Opened 6 Feb 2009
Written: by Alan Ayckbourn
Directed: Alan Ayckbourn
Cast: Janie Dee, Perdita Avery, Stuart Fox, Bill Champion, Joanna David, Dominic Hecht, Paul Kemp, Martin Parr
Synopsis: Like many other women in the UK, Susan lives with a boring, inconsiderate and unattractive husband. Like many other women, this drives her mad. Enter Susan’s mind, where fantasy and reality collide with devastating and hilarious consequences. Woman in Mind tells the mesmerising tale of a woman’s struggle with her imagination.

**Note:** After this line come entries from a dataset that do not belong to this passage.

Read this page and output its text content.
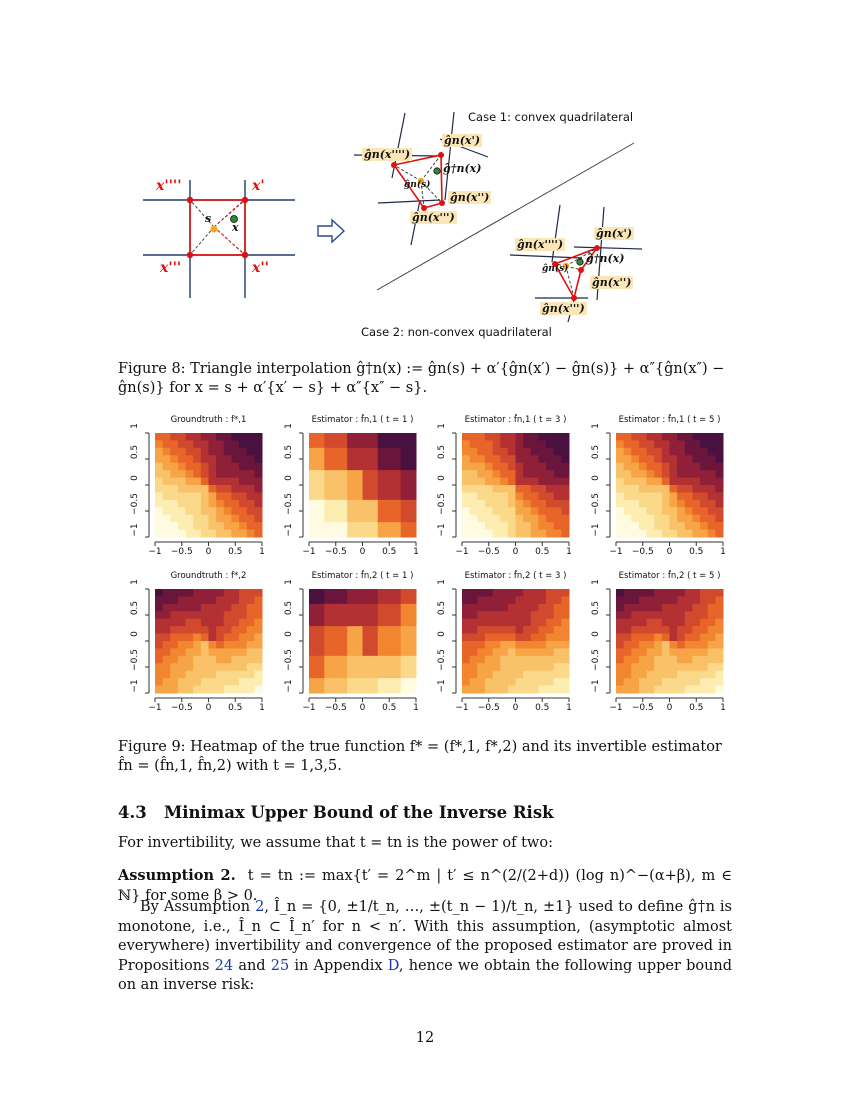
x''''	x'
x'''	x''
s
x
Case 1: convex quadrilateral
Case 2: non-convex quadrilateral
ĝn(x'''')
ĝn(x')
ĝ†n(x)
ĝn(s)
ĝn(x'')
ĝn(x''')
ĝn(x'')
ĝn(x')
ĝ†n(x)
ĝn(s)
ĝn(x''')
ĝn(x'''')
Figure 8: Triangle interpolation ĝ†n(x) := ĝn(s) + α′{ĝn(x′) − ĝn(s)} + α″{ĝn(x″) − ĝn(s)} for x = s + α′{x′ − s} + α″{x″ − s}.
Groundtruth : f*,1
−1
−1
−0.5
−0.5
0
0
0.5
0.5
1
1
Estimator : f̂n,1 ( t = 1 )
−1
−1
−0.5
−0.5
0
0
0.5
0.5
1
1
Estimator : f̂n,1 ( t = 3 )
−1
−1
−0.5
−0.5
0
0
0.5
0.5
1
1
Estimator : f̂n,1 ( t = 5 )
−1
−1
−0.5
−0.5
0
0
0.5
0.5
1
1
Groundtruth : f*,2
−1
−1
−0.5
−0.5
0
0
0.5
0.5
1
1
Estimator : f̂n,2 ( t = 1 )
−1
−1
−0.5
−0.5
0
0
0.5
0.5
1
1
Estimator : f̂n,2 ( t = 3 )
−1
−1
−0.5
−0.5
0
0
0.5
0.5
1
1
Estimator : f̂n,2 ( t = 5 )
−1
−1
−0.5
−0.5
0
0
0.5
0.5
1
1
Figure 9: Heatmap of the true function f* = (f*,1, f*,2) and its invertible estimator f̂n = (f̂n,1, f̂n,2) with t = 1,3,5.
4.3 Minimax Upper Bound of the Inverse Risk
For invertibility, we assume that t = tn is the power of two:
Assumption 2. t = tn := max{t′ = 2^m | t′ ≤ n^(2/(2+d)) (log n)^−(α+β), m ∈ ℕ} for some β > 0.
By Assumption 2, Î_n = {0, ±1/t_n, …, ±(t_n − 1)/t_n, ±1} used to define ĝ†n is monotone, i.e., Î_n ⊂ Î_n′ for n < n′. With this assumption, (asymptotic almost everywhere) invertibility and convergence of the proposed estimator are proved in Propositions 24 and 25 in Appendix D, hence we obtain the following upper bound on an inverse risk:
12
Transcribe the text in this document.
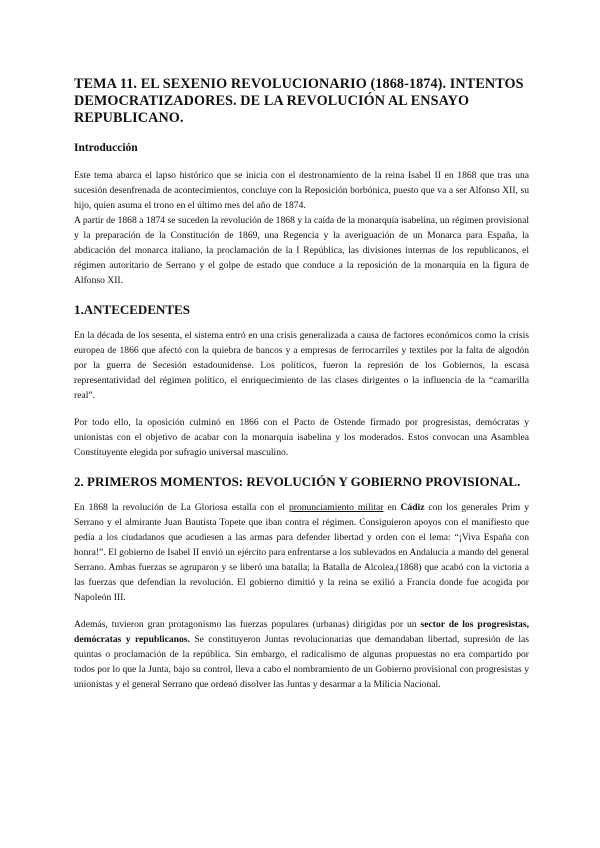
TEMA 11. EL SEXENIO REVOLUCIONARIO (1868-1874). INTENTOS DEMOCRATIZADORES. DE LA REVOLUCIÓN AL ENSAYO REPUBLICANO.
Introducción

Este tema abarca el lapso histórico que se inicia con el destronamiento de la reina Isabel II en 1868 que tras una sucesión desenfrenada de acontecimientos, concluye con la Reposición borbónica, puesto que va a ser Alfonso XII, su hijo, quien asuma el trono en el último mes del año de 1874.

A partir de 1868 a 1874 se suceden la revolución de 1868 y la caída de la monarquía isabelina, un régimen provisional y la preparación de la Constitución de 1869, una Regencia y la averiguación de un Monarca para España, la abdicación del monarca italiano, la proclamación de la I República, las divisiones internas de los republicanos, el régimen autoritario de Serrano y el golpe de estado que conduce a la reposición de la monarquía en la figura de Alfonso XII.

1.ANTECEDENTES

En la década de los sesenta, el sistema entró en una crisis generalizada a causa de factores económicos como la crisis europea de 1866 que afectó con la quiebra de bancos y a empresas de ferrocarriles y textiles por la falta de algodón por la guerra de Secesión estadounidense. Los políticos, fueron la represión de los Gobiernos, la escasa representatividad del régimen político, el enriquecimiento de las clases dirigentes o la influencia de la “camarilla real”.

Por todo ello, la oposición culminó en 1866 con el Pacto de Ostende firmado por progresistas, demócratas y unionistas con el objetivo de acabar con la monarquía isabelina y los moderados. Estos convocan una Asamblea Constituyente elegida por sufragio universal masculino.

2. PRIMEROS MOMENTOS: REVOLUCIÓN Y GOBIERNO PROVISIONAL.

En 1868 la revolución de La Gloriosa estalla con el pronunciamiento militar en Cádiz con los generales Prim y Serrano y el almirante Juan Bautista Topete que iban contra el régimen. Consiguieron apoyos con el manifiesto que pedía a los ciudadanos que acudiesen a las armas para defender libertad y orden con el lema: “¡Viva España con honra!”. El gobierno de Isabel II envió un ejército para enfrentarse a los sublevados en Andalucía a mando del general Serrano. Ambas fuerzas se agruparon y se liberó una batalla; la Batalla de Alcolea,(1868) que acabó con la victoria a las fuerzas que defendían la revolución. El gobierno dimitió y la reina se exilió a Francia donde fue acogida por Napoleón III.

Además, tuvieron gran protagonismo las fuerzas populares (urbanas) dirigidas por un sector de los progresistas, demócratas y republicanos. Se constituyeron Juntas revolucionarias que demandaban libertad, supresión de las quintas o proclamación de la república. Sin embargo, el radicalismo de algunas propuestas no era compartido por todos por lo que la Junta, bajo su control, lleva a cabo el nombramiento de un Gobierno provisional con progresistas y unionistas y el general Serrano que ordenó disolver las Juntas y desarmar a la Milicia Nacional.
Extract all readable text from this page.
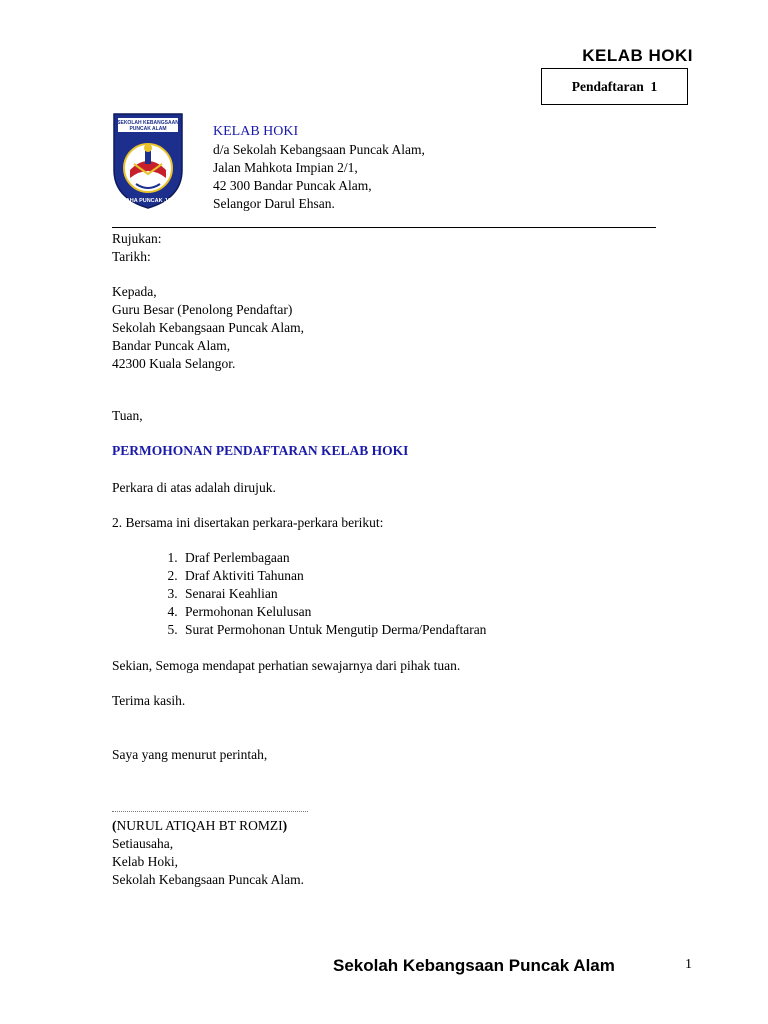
KELAB HOKI
Pendaftaran  1
SEKOLAH KEBANGSAAN
PUNCAK ALAM
USAHA PUNCAK JAYA
KELAB HOKI
d/a Sekolah Kebangsaan Puncak Alam,
Jalan Mahkota Impian 2/1,
42 300 Bandar Puncak Alam,
Selangor Darul Ehsan.
Rujukan:
Tarikh:
Kepada,
Guru Besar (Penolong Pendaftar)
Sekolah Kebangsaan Puncak Alam,
Bandar Puncak Alam,
42300 Kuala Selangor.
Tuan,
PERMOHONAN PENDAFTARAN KELAB HOKI
Perkara di atas adalah dirujuk.
2. Bersama ini disertakan perkara-perkara berikut:
1. Draf Perlembagaan
2. Draf Aktiviti Tahunan
3. Senarai Keahlian
4. Permohonan Kelulusan
5. Surat Permohonan Untuk Mengutip Derma/Pendaftaran
Sekian, Semoga mendapat perhatian sewajarnya dari pihak tuan.
Terima kasih.
Saya yang menurut perintah,
(NURUL ATIQAH BT ROMZI)
Setiausaha,
Kelab Hoki,
Sekolah Kebangsaan Puncak Alam.
Sekolah Kebangsaan Puncak Alam	1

What the popular press had to say.....
NICHOLAS DE JONGH for THE EVENING STANDARD says, "His play is ingenuity incarnate but psychologically speaking his characters remain too generalised archetypes to arouse my sympathy." CHARLES SPENCER for THE DAILY TELEGRAPH says, "That marvellous and criminally undervalued actress Janie Dee has long excelled in Ayckbourn, and she is in magnificent form here as Susan...Ayckbourn's production powerfully captures the dark humour, sharp pain and sheer weirdness of this remarkable play." DAVID BENEDICT for VARIETY says, "The revival is bedeviled by ponderousness. With the exception of the high-speed penultimate sequence where Susan gets lost in a nightmare of her daughter's wedding, the pace is painfully slow." MICHAEL BILLINGTON for THE GUARDIAN says, "In Susan, he creates one of the great female roles in modern drama - and what Janie Dee captures superbly is the sense of a personality in flux...It is a tremendous performance richly buttressed by Stuart Fox as the negligent husband and Paul Kemp as the fatuous, beaming doctor. They are the chief source of the play's laughter which, as so often in Ayckbourn, is flecked with pain." SARAH HEMMING for THE FINANCIAL TIMES says, "One of the most remarkable aspects of this play is Ayckbourn’s ability to maintain his comic touch, even while dealing with increasingly serious matters...However, there is a sizeable problem with this production (directed by Ayckbourn), to do with the pacing...The conceit remains ingenious, but a lighter-fingered, brisker production might have increased the poignancy of the play." JOHN THAXTER for THE STAGE says, "Stunning revival."